Broadly, the three outside up/down candlestick patterns are variations of candle reversal patterns seen on charts. They are primarily used to signal the reversal in a trend. The three outside up/down candlestick patterns is characterized by one candlestick that is either white or black, immediately followed by two candlesticks that are of the opposite color. Both these variations of the three outside patterns attempt to leverage the market’s psychology with the goal of reading near-term changes in trader sentiment. Here’s a visual representation of the three outside-up patterns.

In particular, with the three outside up candlestick patterns one can observe the following characteristics: 

1. For the market to show a three outside up pattern, the market has to be in a downtrend.

2. The very first candle in the pattern will be black, indicating a downtrend movement. 

3. The next candle will be a long white candle. It will be long enough such that its real body will fully contain the first black candle.

4. The third and final candle indicating three outside up will also have to be a white candle. However, this candle should have a higher close than the second candle. This indicates that the direction of the downward trend is reversing. 

What Traders Interpret From a Three Outside Up Pattern

Both the three outside down and three outside up candlestick patterns occur frequently and serve as reliable indicators of a reversal in trend. Traders normally use these indicators as primary selling or buying signals. However, they use these signals in the context of other indicators meaning they wait for further confirmation before buying or selling their positions. With the three outside up candlestick patterns, one observes that the first candle continues a bearish trend. 

The first candle’s close is lower than its open which indicates a short-selling interest, as it increases confidence in the bearish moves of the market. The second candle will open lower than the first, however, due to its long real body, will appear to be reversing the direction of the chart. The candle crosses through the opening tick of the first black candle displaying bull power. This action raises a red flag for any bears who may want to take their profits now and tighten their stops due to the possibility of a reversal in the market. 

With the third candle, one gets further confirmation that the market may be experiencing a reversal in its trend. This is because the security continues to show gains, with the price now being well above the boundaries of the first candle. The third candle completes the bullish candlestick that is described as ‘outside day.’ After all three candles are observed, usually the trading day may be coming to a close. Bullish confidence has increased which sets off any buying signals as the asset has closed at a new high with the third candlestick. 

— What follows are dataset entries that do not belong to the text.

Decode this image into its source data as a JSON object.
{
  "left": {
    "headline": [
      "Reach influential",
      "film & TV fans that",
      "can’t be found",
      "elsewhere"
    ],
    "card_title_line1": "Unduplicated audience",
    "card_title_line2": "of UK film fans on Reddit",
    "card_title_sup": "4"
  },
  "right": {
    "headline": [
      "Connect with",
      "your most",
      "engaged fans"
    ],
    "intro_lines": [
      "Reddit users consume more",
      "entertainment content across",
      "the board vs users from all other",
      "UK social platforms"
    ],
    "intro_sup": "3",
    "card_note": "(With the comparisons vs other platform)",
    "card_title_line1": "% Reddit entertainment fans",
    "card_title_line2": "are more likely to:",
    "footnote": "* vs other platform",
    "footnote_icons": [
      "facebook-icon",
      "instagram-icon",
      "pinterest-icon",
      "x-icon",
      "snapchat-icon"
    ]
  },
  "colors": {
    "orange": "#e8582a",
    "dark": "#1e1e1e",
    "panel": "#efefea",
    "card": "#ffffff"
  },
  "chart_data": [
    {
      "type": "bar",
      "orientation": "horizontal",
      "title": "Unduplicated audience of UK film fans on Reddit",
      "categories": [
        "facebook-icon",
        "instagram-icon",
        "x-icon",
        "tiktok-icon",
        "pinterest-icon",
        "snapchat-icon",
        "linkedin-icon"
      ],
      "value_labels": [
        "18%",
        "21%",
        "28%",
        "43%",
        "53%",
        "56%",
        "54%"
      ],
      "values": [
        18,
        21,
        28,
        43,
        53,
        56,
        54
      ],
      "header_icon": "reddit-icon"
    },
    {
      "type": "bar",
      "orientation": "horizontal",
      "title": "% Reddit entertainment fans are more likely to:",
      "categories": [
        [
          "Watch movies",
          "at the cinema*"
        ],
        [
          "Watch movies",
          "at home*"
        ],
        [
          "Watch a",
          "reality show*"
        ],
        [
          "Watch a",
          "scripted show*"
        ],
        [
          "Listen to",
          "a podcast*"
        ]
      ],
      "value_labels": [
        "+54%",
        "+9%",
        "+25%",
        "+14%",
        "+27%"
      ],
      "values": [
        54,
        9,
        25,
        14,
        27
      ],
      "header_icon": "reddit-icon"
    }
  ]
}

Significance of three outside up candle pattern

– One of the key features of this technical indicator is that its strength is determined by the size of the engulfing candlestick, which is the second one out of three. The larger the second candle the more significant is the three outside up patterns. The more the small bearish downtrend is engulfed, the more its signal weakens. Bullish sentiments seem to be overriding bearish as there is an increase in the price movement with the second candle. 

– Similar to the three inside up/down patterns, the three outside up/down patterns by themselves do not necessarily indicate that the market’s direction is confirmed. One has to look for an overall market movement that may be broader than this short-term indicator. It is wise to pair up this indicator with others when it comes to booking profits or setting stop losses

Some of the indicators three outside up pattern indicators that can be combined with are MACD, RSI, Volume, and Stochastic, among others. This further confirms the pattern and one can quickly pick up on the trend change as well as figure out their buy signal. For instance, if one sees a higher volume on the second and third days of the bullish reversal, this may strengthen the reliability of the three outside up candlestick patterns. Alternatively, if one witnesses a price gap the following day, the trend will probably experience a reversal.